“Right to live! No to forced returns!” Asylum seekers, mainly from Iraq and Afghanistan, have been camping in the centre of Helsinki since early February. They and their supporters are protesting the Finnish Immigration Service’s negative decisions on asylum applications, and what possibly follows from them: detention and removals. Nearby, another group protests with slogans such as: “Finland first, close the borders”.
It has been common to identify such protests as extreme ends of a spectrum. I disagree: civic engagement for human rights at the asylum seekers’ protest needs to be seen as at the core of a democratic society, not at its limits. Therefore to refer to those who are indifferent to Finnish asylum politics – to use the words of Finnish president Sauli Niinistö – as “tolkun ihmiset” (sensible people in English) is a misjudgement.

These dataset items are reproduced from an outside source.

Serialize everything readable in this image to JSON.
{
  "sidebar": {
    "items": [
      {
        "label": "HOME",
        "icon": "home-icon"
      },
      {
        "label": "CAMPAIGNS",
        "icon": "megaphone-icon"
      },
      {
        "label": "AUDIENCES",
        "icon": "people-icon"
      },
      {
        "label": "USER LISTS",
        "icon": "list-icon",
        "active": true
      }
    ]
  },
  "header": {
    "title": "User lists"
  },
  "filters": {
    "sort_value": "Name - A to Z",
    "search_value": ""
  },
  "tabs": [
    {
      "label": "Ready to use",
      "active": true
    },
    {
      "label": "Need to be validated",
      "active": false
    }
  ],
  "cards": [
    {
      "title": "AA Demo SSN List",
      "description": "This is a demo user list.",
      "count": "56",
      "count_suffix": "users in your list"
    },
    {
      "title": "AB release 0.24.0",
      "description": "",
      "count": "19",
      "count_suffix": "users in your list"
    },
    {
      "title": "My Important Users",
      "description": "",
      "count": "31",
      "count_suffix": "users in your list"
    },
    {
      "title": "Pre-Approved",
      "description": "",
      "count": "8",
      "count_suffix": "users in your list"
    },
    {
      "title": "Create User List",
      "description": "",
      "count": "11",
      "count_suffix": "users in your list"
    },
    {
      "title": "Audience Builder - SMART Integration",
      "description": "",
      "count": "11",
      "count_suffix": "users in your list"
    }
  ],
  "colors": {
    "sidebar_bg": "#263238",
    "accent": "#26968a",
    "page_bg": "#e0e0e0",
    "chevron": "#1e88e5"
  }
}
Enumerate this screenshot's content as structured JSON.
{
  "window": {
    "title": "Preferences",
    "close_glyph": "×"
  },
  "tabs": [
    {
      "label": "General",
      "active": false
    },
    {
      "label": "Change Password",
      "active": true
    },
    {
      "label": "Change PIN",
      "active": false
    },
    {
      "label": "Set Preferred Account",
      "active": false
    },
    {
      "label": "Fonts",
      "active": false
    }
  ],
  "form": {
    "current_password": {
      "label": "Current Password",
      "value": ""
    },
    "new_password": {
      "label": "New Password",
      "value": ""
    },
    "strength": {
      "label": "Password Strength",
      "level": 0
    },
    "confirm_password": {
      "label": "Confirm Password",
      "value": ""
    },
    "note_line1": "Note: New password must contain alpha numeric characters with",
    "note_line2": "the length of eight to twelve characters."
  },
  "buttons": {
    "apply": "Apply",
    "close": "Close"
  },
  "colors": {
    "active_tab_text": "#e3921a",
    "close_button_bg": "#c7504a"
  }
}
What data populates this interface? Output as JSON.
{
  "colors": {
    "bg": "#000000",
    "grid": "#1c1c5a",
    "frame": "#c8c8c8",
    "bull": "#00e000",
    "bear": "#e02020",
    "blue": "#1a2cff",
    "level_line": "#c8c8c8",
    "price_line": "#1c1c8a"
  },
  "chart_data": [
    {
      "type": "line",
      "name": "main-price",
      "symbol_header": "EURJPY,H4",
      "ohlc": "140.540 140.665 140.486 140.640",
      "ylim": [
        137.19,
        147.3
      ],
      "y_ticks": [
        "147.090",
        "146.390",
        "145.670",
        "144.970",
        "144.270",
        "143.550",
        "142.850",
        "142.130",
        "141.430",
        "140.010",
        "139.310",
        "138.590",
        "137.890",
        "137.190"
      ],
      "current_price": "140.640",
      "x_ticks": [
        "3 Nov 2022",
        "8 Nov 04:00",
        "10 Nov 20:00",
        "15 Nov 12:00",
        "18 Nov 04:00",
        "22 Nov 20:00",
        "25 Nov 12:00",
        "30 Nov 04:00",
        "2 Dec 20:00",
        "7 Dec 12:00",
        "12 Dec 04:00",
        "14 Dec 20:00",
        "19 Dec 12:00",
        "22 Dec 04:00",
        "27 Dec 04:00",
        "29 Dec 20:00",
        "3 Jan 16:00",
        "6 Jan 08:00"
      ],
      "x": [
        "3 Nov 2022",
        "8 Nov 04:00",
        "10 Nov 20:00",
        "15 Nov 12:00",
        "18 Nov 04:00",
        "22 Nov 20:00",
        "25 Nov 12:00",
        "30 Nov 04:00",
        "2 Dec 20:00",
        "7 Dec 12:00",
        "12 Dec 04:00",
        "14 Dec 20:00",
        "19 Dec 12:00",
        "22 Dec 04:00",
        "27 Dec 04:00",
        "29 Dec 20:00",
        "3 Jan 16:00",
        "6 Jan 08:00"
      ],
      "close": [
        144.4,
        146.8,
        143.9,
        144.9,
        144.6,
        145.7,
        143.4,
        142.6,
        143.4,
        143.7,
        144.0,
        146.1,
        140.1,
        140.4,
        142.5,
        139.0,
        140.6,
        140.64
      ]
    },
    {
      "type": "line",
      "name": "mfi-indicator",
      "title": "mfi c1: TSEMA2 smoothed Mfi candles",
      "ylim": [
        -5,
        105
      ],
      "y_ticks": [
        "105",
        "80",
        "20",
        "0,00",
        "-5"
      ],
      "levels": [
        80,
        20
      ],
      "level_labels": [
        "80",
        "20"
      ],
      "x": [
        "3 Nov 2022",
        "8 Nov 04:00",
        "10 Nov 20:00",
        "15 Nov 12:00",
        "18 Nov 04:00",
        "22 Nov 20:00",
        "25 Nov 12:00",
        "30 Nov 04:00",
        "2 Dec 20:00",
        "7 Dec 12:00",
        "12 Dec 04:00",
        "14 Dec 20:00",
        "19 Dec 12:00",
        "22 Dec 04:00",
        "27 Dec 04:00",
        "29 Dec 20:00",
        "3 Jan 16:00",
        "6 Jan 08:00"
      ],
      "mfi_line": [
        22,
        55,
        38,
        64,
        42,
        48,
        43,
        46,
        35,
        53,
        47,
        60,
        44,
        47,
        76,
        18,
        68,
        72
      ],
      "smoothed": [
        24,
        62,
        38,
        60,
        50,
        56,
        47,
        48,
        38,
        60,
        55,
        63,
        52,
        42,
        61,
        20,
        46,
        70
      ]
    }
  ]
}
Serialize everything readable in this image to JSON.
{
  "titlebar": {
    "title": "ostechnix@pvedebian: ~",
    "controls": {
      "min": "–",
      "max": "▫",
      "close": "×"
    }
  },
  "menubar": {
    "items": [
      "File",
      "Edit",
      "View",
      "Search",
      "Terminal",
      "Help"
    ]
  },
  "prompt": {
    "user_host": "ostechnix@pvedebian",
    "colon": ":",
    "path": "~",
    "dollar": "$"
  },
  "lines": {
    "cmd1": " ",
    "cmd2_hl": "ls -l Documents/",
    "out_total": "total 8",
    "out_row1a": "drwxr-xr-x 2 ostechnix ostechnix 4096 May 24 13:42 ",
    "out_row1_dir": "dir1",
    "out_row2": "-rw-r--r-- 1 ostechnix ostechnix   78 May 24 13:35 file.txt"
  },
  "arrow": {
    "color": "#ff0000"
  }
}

The anti-immigration protesters, however, can be defined as extremists. The slogans they use refer to recently established movements that are further to the right than the nationalist populist Finns party. In addition, a large poster “Ilja Janitskin for president” indicates support for a misinformation platform, Janitskin’s MV-lehti. The platform is known to disseminate lies and hostility towards asylum seekers and their supporters. This protest is one fraction of a broader anti-immigration movement that began to take shape in Finland during the early 2000s. It is part of the wider European nationalist populist landscape.